People in category #9, "Building a Home Life," are supposedly do-it-yourselfers who spend a good deal of money on home improvement and car repair projects. "They also tend to eat dinner at upscale restaurants and watch college football bowl games on television."

Those in segment #14, "Middle Years," "are the most likely to be a member of a frequent-flyer program, maintain a municipal bond fund, own a hot tub and have a gold Mastercard. They also like to read travel magazines and listen to all-news radio." "Stars and Stripes" eat at Taco Bell and play lots of Nintendo.

The system is positively elegant in its self-assured completeness. But as Eldredge discovered, people who look identical in data often won't behave anything like each other in real life. These are the great thorns in the side of the marketing industry: subtlety, unpredictability, fickleness. They're also the qualities that make us human.

Consider the official description of MicroVision segment #49, "Anomalies":

"Functionally, these zipcodes represent a small number of unusual areas which should not be included in a marketing plan. While data exists for the zipcodes in this segment, by definition, they are not homogeneous and cannot be expected to behave in a consistent manner."

In the midst of all this, the privacy lobby remains woefully focused on soft-headed scare stories: We're being tracked.

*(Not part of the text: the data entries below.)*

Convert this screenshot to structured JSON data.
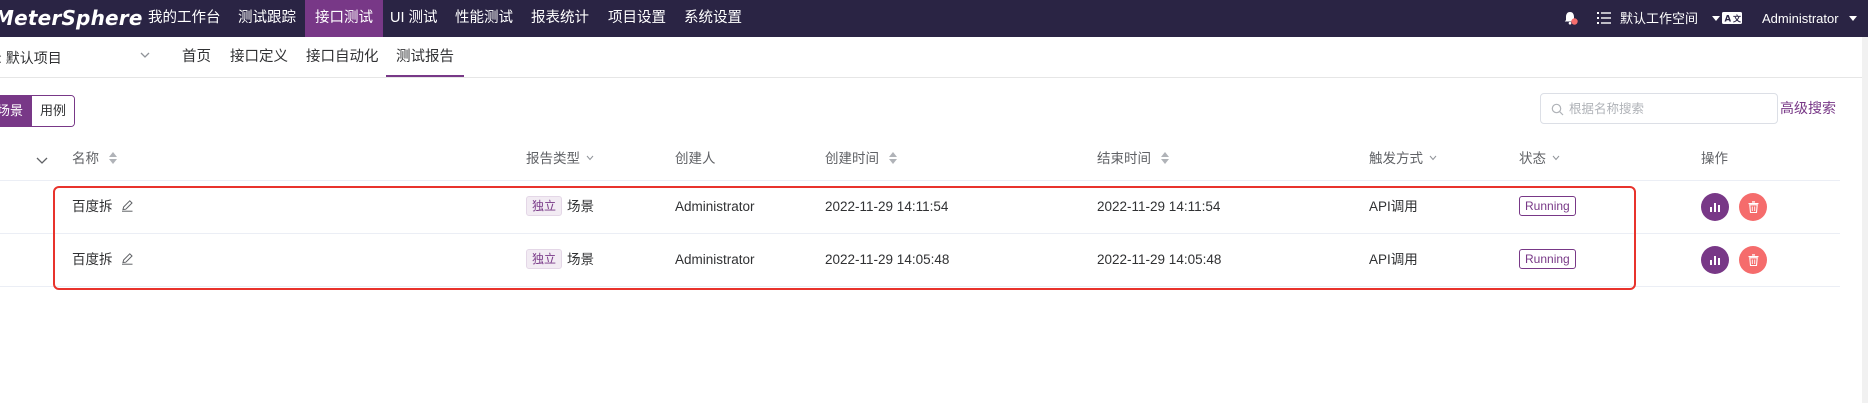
{
  "app": {
    "logo": "MeterSphere"
  },
  "topnav": {
    "items": [
      {
        "label": "我的工作台",
        "active": false
      },
      {
        "label": "测试跟踪",
        "active": false
      },
      {
        "label": "接口测试",
        "active": true
      },
      {
        "label": "UI 测试",
        "active": false
      },
      {
        "label": "性能测试",
        "active": false
      },
      {
        "label": "报表统计",
        "active": false
      },
      {
        "label": "项目设置",
        "active": false
      },
      {
        "label": "系统设置",
        "active": false
      }
    ],
    "workspace": "默认工作空间",
    "user": "Administrator",
    "icons": {
      "bell": "bell-icon",
      "list": "task-list-icon",
      "language": "language-icon"
    }
  },
  "subnav": {
    "project": ": 默认项目",
    "items": [
      {
        "label": "首页",
        "active": false
      },
      {
        "label": "接口定义",
        "active": false
      },
      {
        "label": "接口自动化",
        "active": false
      },
      {
        "label": "测试报告",
        "active": true
      }
    ]
  },
  "toolbar": {
    "segments": [
      {
        "label": "场景",
        "active": true
      },
      {
        "label": "用例",
        "active": false
      }
    ],
    "search_placeholder": "根据名称搜索",
    "advanced_search": "高级搜索"
  },
  "table": {
    "columns": {
      "name": "名称",
      "report_type": "报告类型",
      "creator": "创建人",
      "create_time": "创建时间",
      "end_time": "结束时间",
      "trigger": "触发方式",
      "status": "状态",
      "actions": "操作"
    },
    "rows": [
      {
        "name": "百度拆",
        "type_tag": "独立",
        "type": "场景",
        "creator": "Administrator",
        "create_time": "2022-11-29 14:11:54",
        "end_time": "2022-11-29 14:11:54",
        "trigger": "API调用",
        "status": "Running"
      },
      {
        "name": "百度拆",
        "type_tag": "独立",
        "type": "场景",
        "creator": "Administrator",
        "create_time": "2022-11-29 14:05:48",
        "end_time": "2022-11-29 14:05:48",
        "trigger": "API调用",
        "status": "Running"
      }
    ]
  },
  "colors": {
    "primary": "#783887",
    "topbar": "#2a2444",
    "danger": "#f56c6c",
    "highlight": "#e8332c"
  }
}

We're under surveillance. Big Brother is watching us. There oughta be a law.

The harpings of the digerati notwithstanding, it's more complex than that. We're seeing a profound shift in who represents "us" in public space, and the consequences could be utterly devastating. Mrs. Smith, Wendy Eldredge, the mortgage customers of CIBC, these are people who've lost control of their virtual personae, who've really had their privacy violated.

In the September 25, 1996, issue of his email journal, Netfuture, Stephen Talbott--a prominent critic of technology--described privacy as a fundamental respect for the sovereignty of others over their own affairs: as "a certain willingness to lower one's eyes and hold sacred what one knows about the other person." I like this definition. But it flies in the face of just about everything our economy holds sacred. As Talbott wrote in his FAQ on Computerized Technology and Human Responsibility:

"It is possible--although it will be a tremendous stretch--for us to extend our gestures of human respect to the abstract, placeless, and timeless data representations of other people. But it isn't conceivable that we will succeed in this greater challenge while failing the lesser and more familiar one. We cannot--as programmers, application users, corporate employees, consumers--enlarge our respect for persons to embrace data when we are forgetting what respect for persons means in the first place."

Big Brother isn't watching us at all. He's playing with our voodoo dolls.